Analysis of 40 years of data shows that mammals traded on the global market share more pathogens with humans, and that each additional decade of trade adds, on average, one more shared pathogen
Global wildlife trade is not only a threat to species and ecosystems, but also a systematic mechanism that increases the risk of pathogen transmission from animals to humans. This is the central message of a new study published April 9, 2026 in the journal Science, which analyzed 40 years of wildlife trade and mammalian pathogen data. The researchers examined how a species’ participation in the trade, the length of time it has been traded, and its presence in illegal trade or live animal markets affect the likelihood that it will share pathogens with humans.
The study focused on mammals, in part because a large proportion of zoonotic diseases that affect humans originate from this group. The researchers combined global databases of legal and illegal trade, including CITES, LEMIS and DSW, with the CLOVER database, which contains more than 190 documented associations between mammals and viruses, bacteria, fungi, protozoa and other parasites. In doing so, they built a broad picture of the relationship between wildlife trade routes and the sharing of pathogens between animals and humans.
The most striking finding is the stark disparity between traded and non-traded species. Of the 2,079 mammal species included in the traded category, 41% shared at least one pathogen with humans, compared with just 6.4% of non-traded species. Even after the researchers statistically adjusted for potential biases such as evolutionary relationship, geographic region, research effort, living in a human environment, and consumption as food, they found that traded mammals were 1.5 times more likely to carry zoonotic diseases.
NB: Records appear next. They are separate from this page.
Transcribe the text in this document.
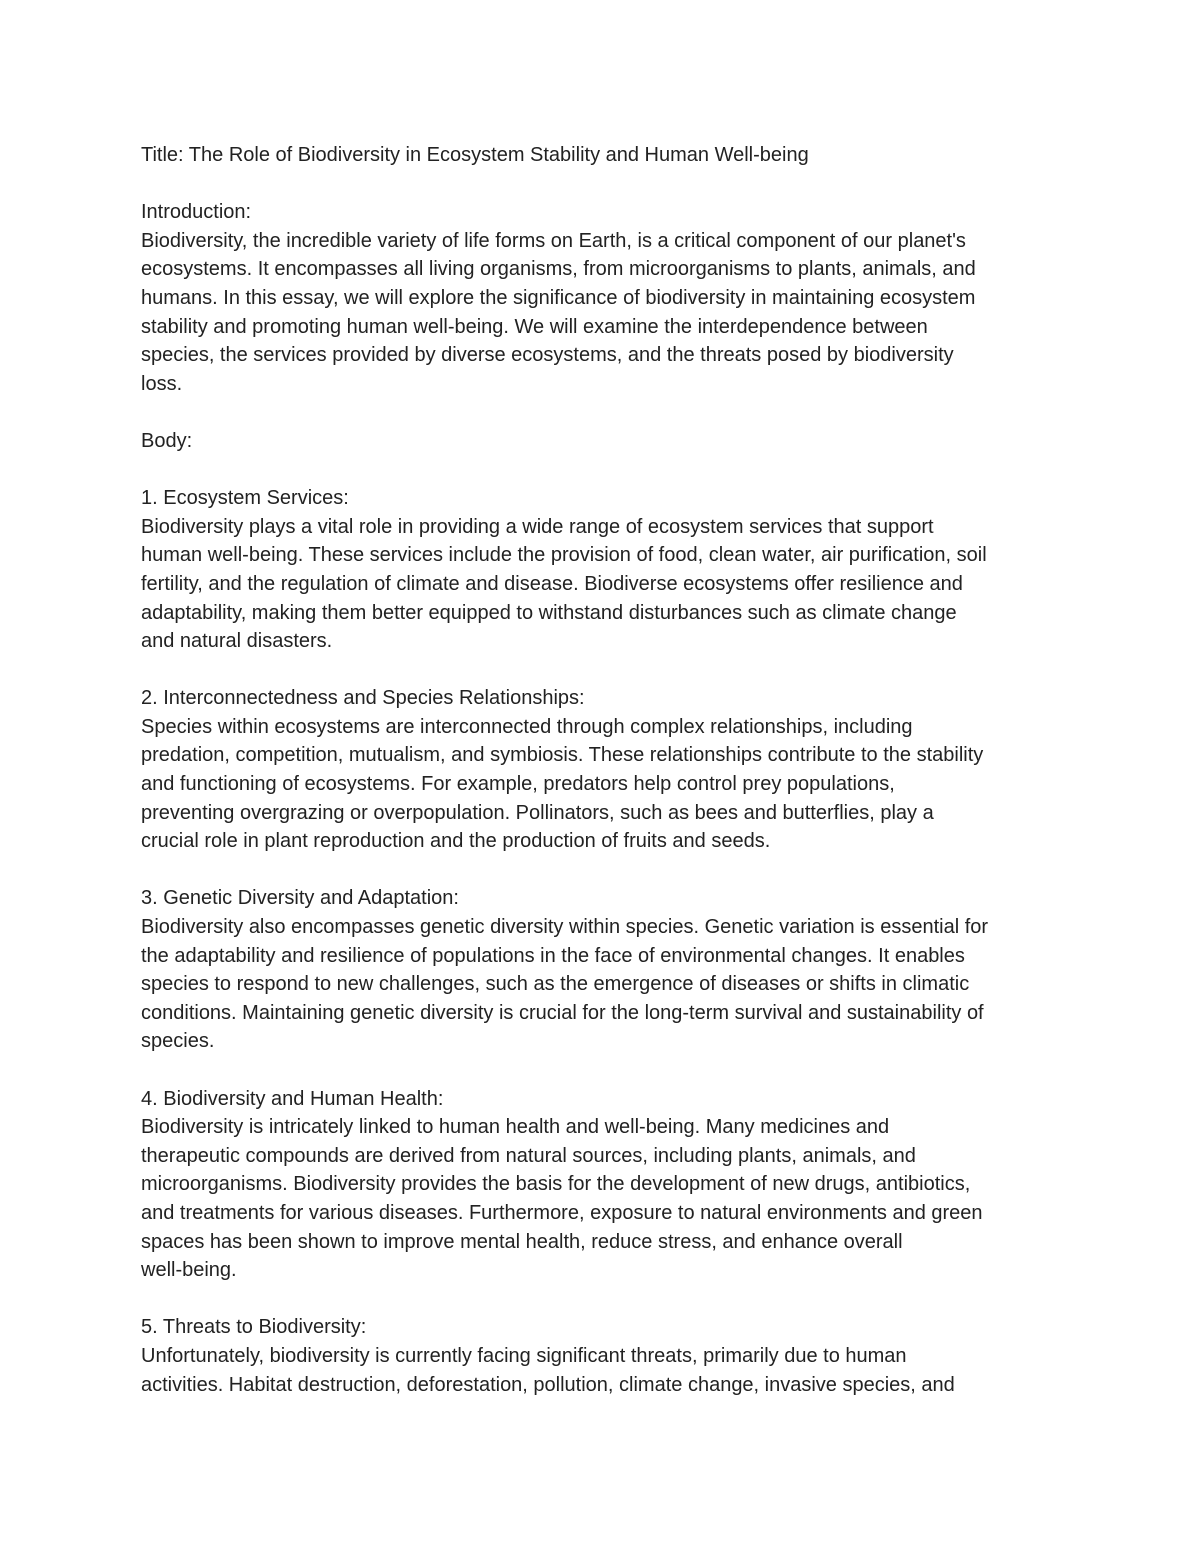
Title: The Role of Biodiversity in Ecosystem Stability and Human Well-being

Introduction:

Biodiversity, the incredible variety of life forms on Earth, is a critical component of our planet's
ecosystems. It encompasses all living organisms, from microorganisms to plants, animals, and
humans. In this essay, we will explore the significance of biodiversity in maintaining ecosystem
stability and promoting human well-being. We will examine the interdependence between
species, the services provided by diverse ecosystems, and the threats posed by biodiversity
loss.

Body:

1. Ecosystem Services:

Biodiversity plays a vital role in providing a wide range of ecosystem services that support
human well-being. These services include the provision of food, clean water, air purification, soil
fertility, and the regulation of climate and disease. Biodiverse ecosystems offer resilience and
adaptability, making them better equipped to withstand disturbances such as climate change
and natural disasters.

2. Interconnectedness and Species Relationships:

Species within ecosystems are interconnected through complex relationships, including
predation, competition, mutualism, and symbiosis. These relationships contribute to the stability
and functioning of ecosystems. For example, predators help control prey populations,
preventing overgrazing or overpopulation. Pollinators, such as bees and butterflies, play a
crucial role in plant reproduction and the production of fruits and seeds.

3. Genetic Diversity and Adaptation:

Biodiversity also encompasses genetic diversity within species. Genetic variation is essential for
the adaptability and resilience of populations in the face of environmental changes. It enables
species to respond to new challenges, such as the emergence of diseases or shifts in climatic
conditions. Maintaining genetic diversity is crucial for the long-term survival and sustainability of
species.

4. Biodiversity and Human Health:

Biodiversity is intricately linked to human health and well-being. Many medicines and
therapeutic compounds are derived from natural sources, including plants, animals, and
microorganisms. Biodiversity provides the basis for the development of new drugs, antibiotics,
and treatments for various diseases. Furthermore, exposure to natural environments and green
spaces has been shown to improve mental health, reduce stress, and enhance overall
well-being.

5. Threats to Biodiversity:

Unfortunately, biodiversity is currently facing significant threats, primarily due to human
activities. Habitat destruction, deforestation, pollution, climate change, invasive species, and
In other words, the mere fact that a species is traded is the strongest predictor of sharing pathogens with humans.
The study also shows that the risk is not just due to the existence of the trade, but also to its nature. Mammals traded as live animals were found to be more likely to share pathogens with humans than species traded only as products. In one analysis, species sold as live animals were found to be 1.34 times more likely to share pathogens with humans. The researchers explain that a live animal carries active pathogens with it over time, and the close contact with humans throughout the chain of collection, storage, transport, sale and possession creates more opportunities for inter-species “leakage.”
Without hygiene and veterinary supervision
As for illegal trade, the picture is more complex. When only the question of whether a particular species shared at least one pathogen with humans was examined, there was no strong evidence of an independent effect of participation in illegal trade. However, another analysis, which examined the number of pathogens shared by species already traded, found that species also appearing in illegal trade shared on average 1.4 times more pathogens with humans than species traded only through legal channels. Therefore, the conclusion is not that all illegal trade is equally dangerous, but that it may exacerbate the risk in many cases, especially when conditions of supervision, hygiene and veterinary inspection are weak or lacking.
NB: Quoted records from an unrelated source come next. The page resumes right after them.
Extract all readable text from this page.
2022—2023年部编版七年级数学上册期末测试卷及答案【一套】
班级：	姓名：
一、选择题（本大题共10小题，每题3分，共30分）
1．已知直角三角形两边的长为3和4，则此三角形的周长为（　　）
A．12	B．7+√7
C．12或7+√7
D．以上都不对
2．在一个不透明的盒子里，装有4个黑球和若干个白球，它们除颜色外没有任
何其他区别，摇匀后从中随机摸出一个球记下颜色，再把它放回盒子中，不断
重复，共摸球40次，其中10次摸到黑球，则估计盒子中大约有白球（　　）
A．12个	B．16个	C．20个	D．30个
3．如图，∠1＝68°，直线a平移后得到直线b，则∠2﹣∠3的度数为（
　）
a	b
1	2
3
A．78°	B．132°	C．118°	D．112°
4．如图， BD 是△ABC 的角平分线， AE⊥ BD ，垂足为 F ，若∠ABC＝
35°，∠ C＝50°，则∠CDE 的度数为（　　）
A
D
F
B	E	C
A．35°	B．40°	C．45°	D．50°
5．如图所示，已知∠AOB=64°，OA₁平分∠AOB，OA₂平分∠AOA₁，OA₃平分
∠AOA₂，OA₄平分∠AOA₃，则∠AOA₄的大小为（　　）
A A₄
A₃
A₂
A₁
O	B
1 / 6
One of the most important insights in the paper concerns time. The researchers examined more than 236,000 trade records for 583 mammal species between 1980 and 2019, and found that the longer a species has been in trade, the more pathogens it shares with humans. They estimate that, on average, a wild mammal species shares one more pathogen with humans for every 10 years it has been in global trade. This is a particularly dramatic point, because it suggests that not only species that are already considered problematic deserve attention, but also species that are not yet recognized as a clear health risk but continue to be traded over time and accumulate opportunities for disease transmission.
The importance in the post-Corona era
The researchers are careful not to establish absolute causality in each case. They emphasize that such correlational research cannot accurately describe the direction of transmission in every system, and that reverse transmission, from humans to wildlife, may also play a role. Still, they believe that the main direction is from wildlife to humans, because humans consume, transport, house, and keep wildlife in many situations, while the reverse direction is rarer. They also warn that a policy of blanket bans alone could divert activity into illegal channels if not accompanied by more advanced enforcement, tracking, and biosurveillance.
In fact, this is perhaps the most important practical lesson of the work: existing regulatory systems, primarily the CITES convention, were built primarily to protect species from extinction due to overexploitation, not to reduce epidemiological risks. The new study suggests that wildlife trade should also be seen as a public health issue. If the study findings are indeed integrated into policy, this could mean expanding oversight of live species trade, strengthening pathogen monitoring along the trade chain, and explicitly weighing zoonotic risk in international regulatory decisions. In the post-COVID-19 era, this message is likely to ring especially loud: wildlife trade is not just a nature and conservation problem, but also a key front in preventing the next pandemic.